For the first time in a long time I got to attend sessions that I was not speaking on or moderating. It was great to sit in on sessions and not running to a dozen client meetings in the area because I was there or taking one of the hundreds of conference calls
I have to give Marilyn, Stuart and Jackie a lot of credit for developing a brilliant program. This time around there were 70 sessions with over 150 speakers. There will always be an issue with hacks on panels and it is immediately obvious, to the trained search marketers, which people that really don’t know what they are talking about and people who just don’t talk about anything of real substance. Not only do people just walk out they hammer them real-time on twitter.

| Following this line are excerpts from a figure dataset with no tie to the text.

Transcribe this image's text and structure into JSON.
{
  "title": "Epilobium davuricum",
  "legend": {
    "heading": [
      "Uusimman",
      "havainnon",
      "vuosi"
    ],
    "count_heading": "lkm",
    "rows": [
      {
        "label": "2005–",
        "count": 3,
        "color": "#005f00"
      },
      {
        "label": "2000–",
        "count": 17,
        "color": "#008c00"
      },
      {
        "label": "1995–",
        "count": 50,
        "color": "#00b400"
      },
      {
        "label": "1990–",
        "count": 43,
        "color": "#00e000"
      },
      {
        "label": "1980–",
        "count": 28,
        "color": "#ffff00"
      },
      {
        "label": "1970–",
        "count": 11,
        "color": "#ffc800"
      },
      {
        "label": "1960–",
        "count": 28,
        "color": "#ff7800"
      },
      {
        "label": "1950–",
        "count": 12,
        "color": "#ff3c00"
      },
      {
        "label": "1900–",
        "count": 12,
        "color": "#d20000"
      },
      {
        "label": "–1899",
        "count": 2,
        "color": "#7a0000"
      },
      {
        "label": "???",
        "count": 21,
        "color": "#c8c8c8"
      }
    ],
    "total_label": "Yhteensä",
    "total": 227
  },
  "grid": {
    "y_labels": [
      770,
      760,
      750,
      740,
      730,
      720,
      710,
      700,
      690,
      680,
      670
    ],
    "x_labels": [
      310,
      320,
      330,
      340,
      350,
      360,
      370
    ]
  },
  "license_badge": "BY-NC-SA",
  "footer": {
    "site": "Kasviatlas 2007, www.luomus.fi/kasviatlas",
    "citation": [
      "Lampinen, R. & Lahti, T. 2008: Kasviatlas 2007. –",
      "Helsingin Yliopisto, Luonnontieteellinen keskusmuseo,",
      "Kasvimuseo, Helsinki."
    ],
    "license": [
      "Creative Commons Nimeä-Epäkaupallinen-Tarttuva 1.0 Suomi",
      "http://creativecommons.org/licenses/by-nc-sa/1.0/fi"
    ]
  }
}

It was disappointing that there was not a Google Dance this year – I was at the very first where it was a boom box and people dancing on the volleyball court. But Google now believes that every breathing human knows who they are and there is no need to support and reach out to the audience who supports them. We can always count on Darren and Brandy to have the killer Search Bash and this year again topped all previous events. I loved the Alice in Wonderland theme and the DJ played just the right amount of 80’s music to get the search old timers out on the dance floor.

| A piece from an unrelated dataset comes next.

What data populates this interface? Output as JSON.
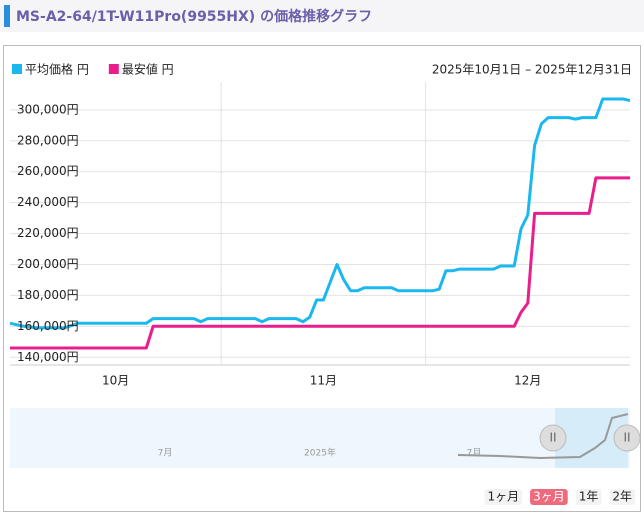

Beyond the parties and the sessions, I still believe the best part about search conferences is the chance to network with my friends and peers. Without a doubt the people in the search industry are the most friendly and helpful around.
So what did I observe at SES?
Services/Software that I thought were cool
Wordstream – they offer an interesting and robust keyword management solution that takes a lot of the drudgery out of managing your keywords. It starts w2ith any list and pulls it into the system, gets keyword popularity data via the Google API and starts a segmentation process that flows right into ad group development for Google, Yahoo! and Bing.
Yield Software – this is a dream solution for small and medium companies that do not want to outsource their paid search and SEO programs. A fully integrated SEO/SEM solution that is surprisingly easy for anyone to deploy and manage.
AdGooroo – not a new solution but they announced a more robust competitive analysis as well more keyword-centric data. Gary and team continue to impress with new features that align with how the more successful campaigns are managed.
I moderated three sessions as part of the CMO Track at the event – so will say they are some of my favorites and a link to some blog coverage:
- The Adaptive CMO
- From the CMO’s Office
- Launching a Global Website
- Preparing for the Future of Search
Just wanted to give a quick wrap-up. Once I sort through my notes I will post more.